As the ASX tumbled yesterday, so did other markets in the Asia-Pacific region with the Nikkei 225 being hardest hit as it came off more than 0.4% or 100 points to close at 22,355 points.
The Hang Seng fell marginally to 24,465 points while the Shanghai Composite gained three points, closing at 2939 points.
In the UK, the FTSE 100 shed 29 points or 0.5% to close at 6224 points.
Negative sentiment was even more evident in mainland European markets with the Dax sliding 100 points or 0.8% to close at 12,281 points.
The CAC 40 was down 0.7% to 4958 points.
Despite a late session 150 point rally, the Dow still finished down 40 points at 26,080 points.
The S&P 500 was relatively flat, closing at 3115 points.
Stocks in the financial sector continued to place a drag on the index with American Express and Goldman Sachs Group being notable casualties.
It was better news on the oil front that tempered the decline as the likes of Exxon Mobil Corp Chevron Corp made good ground.
Once again, it was the NASDAQ that led the way, rallying 0.3% or 32 points to close at 9943 points, now only 0.5% off recapturing the 10,000 point mark.
The CBOE Volatility Index was relatively unmoved, closing at 33 points.
Oil and base metals in the spotlight
On the commodities front, oil was the main talking point as the Brent Crude Oil Continuous Contract surged from about US$40 per barrel to US$41.50 per barrel, closing in on last week’s three month high.
Gold spiked early in the session, hitting a high of approximately US$1750 per ounce before settling at US$1730 per ounce.
Iron ore came off 1.6%, and it is now hovering in the vicinity of US$102 per tonne.
Looking across base metals, lead recorded its third consecutive day of gains, consolidating above the US$0.80 per pound mark for the first time since March.

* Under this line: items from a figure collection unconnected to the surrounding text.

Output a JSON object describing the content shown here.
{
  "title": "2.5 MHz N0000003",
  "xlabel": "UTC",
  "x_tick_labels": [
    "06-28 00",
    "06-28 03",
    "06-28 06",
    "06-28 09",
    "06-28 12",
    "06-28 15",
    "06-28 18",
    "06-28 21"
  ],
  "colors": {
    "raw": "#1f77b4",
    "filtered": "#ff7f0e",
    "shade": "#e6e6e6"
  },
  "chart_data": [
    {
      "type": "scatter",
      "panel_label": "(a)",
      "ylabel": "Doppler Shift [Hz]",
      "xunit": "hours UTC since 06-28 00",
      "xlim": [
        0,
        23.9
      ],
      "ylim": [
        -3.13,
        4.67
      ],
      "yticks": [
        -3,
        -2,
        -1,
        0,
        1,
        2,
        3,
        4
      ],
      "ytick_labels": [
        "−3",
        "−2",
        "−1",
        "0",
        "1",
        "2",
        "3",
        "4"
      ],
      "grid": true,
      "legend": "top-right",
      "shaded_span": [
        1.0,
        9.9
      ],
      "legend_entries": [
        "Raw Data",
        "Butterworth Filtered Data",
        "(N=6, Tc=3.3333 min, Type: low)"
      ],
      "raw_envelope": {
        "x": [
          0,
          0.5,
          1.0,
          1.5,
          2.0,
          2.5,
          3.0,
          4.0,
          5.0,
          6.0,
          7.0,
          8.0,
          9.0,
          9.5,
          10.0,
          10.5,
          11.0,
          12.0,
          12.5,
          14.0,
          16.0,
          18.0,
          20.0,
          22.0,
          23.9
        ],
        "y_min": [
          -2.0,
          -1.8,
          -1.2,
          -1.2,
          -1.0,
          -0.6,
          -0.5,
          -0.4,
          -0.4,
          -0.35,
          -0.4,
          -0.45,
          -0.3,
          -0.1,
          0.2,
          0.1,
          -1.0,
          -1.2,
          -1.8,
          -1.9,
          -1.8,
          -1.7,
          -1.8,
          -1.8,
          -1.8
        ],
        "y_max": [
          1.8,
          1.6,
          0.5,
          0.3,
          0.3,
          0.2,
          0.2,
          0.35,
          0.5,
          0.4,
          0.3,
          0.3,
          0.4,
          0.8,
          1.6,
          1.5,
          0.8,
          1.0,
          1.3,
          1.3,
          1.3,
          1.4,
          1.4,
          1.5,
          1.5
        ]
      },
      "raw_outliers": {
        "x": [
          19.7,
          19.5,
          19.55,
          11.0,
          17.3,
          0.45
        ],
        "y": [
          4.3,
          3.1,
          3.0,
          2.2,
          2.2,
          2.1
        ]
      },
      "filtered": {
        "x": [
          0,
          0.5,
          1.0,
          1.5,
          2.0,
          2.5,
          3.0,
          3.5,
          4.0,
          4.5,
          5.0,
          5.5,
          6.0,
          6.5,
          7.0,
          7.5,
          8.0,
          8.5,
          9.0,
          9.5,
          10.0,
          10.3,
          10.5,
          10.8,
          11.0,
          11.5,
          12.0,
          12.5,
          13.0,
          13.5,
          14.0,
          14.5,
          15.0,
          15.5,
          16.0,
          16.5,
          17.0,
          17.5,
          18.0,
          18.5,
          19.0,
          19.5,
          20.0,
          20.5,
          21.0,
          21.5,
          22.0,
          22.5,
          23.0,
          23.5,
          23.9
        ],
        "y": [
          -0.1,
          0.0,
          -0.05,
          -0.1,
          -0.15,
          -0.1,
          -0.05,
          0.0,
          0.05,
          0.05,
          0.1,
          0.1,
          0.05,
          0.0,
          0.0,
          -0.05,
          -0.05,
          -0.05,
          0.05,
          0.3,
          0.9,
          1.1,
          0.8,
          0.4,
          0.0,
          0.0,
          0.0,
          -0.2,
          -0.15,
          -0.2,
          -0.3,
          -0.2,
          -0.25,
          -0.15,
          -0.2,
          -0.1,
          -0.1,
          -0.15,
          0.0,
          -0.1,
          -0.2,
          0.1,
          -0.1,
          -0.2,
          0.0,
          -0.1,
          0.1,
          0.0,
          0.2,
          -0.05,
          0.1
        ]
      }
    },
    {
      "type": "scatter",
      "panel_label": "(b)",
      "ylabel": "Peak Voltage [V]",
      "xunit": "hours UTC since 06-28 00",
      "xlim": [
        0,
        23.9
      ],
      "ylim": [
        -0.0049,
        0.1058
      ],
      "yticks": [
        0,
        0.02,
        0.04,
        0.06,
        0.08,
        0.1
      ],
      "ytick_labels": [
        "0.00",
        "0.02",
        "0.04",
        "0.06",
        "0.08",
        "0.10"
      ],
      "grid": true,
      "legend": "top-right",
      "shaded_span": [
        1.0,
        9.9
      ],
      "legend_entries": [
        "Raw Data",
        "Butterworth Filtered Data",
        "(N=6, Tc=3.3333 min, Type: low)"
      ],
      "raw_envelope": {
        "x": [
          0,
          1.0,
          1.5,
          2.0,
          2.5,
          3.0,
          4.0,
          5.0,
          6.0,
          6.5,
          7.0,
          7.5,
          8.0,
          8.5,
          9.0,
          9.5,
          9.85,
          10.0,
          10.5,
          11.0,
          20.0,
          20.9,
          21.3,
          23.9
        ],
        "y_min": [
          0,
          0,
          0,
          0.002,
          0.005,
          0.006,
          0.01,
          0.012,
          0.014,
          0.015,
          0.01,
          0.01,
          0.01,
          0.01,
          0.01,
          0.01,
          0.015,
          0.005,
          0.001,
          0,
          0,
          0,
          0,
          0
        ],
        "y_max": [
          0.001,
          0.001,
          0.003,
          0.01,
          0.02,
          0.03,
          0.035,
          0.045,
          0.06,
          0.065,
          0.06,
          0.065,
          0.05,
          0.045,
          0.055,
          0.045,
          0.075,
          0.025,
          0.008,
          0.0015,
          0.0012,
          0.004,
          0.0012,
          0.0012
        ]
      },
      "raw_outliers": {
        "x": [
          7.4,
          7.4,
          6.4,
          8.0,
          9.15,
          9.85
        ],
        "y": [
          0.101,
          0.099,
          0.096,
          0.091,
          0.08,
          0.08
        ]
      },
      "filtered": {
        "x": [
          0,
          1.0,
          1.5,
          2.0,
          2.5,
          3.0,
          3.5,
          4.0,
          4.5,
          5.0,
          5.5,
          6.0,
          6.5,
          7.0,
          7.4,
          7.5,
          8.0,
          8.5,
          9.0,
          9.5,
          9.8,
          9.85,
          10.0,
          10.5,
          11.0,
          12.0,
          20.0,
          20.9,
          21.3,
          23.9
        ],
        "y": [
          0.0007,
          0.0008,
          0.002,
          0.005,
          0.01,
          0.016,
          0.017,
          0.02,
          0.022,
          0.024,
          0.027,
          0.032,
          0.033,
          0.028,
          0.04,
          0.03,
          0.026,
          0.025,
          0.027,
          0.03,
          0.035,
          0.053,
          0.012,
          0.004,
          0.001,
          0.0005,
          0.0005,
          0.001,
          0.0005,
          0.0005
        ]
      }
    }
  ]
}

Copper appears to be back in favour after a retracement earlier in the week, and it closed just shy of US$2.63 per pound mark, which was the five month high set last week.
Zinc maintained its positive momentum with its fifth consecutive day of gains pushing it above the US$0.92 per pound mark for the first time since February.
It has been a rollercoaster month for nickel with some fairly significant ups and downs, but last night’s performance sees it threatening the US$5.90 per pound mark for the fourth time in the last fortnight.
The Australian dollar retraced late in the session to finish shy of the US$0.69 mark that it pushed up towards early in the day.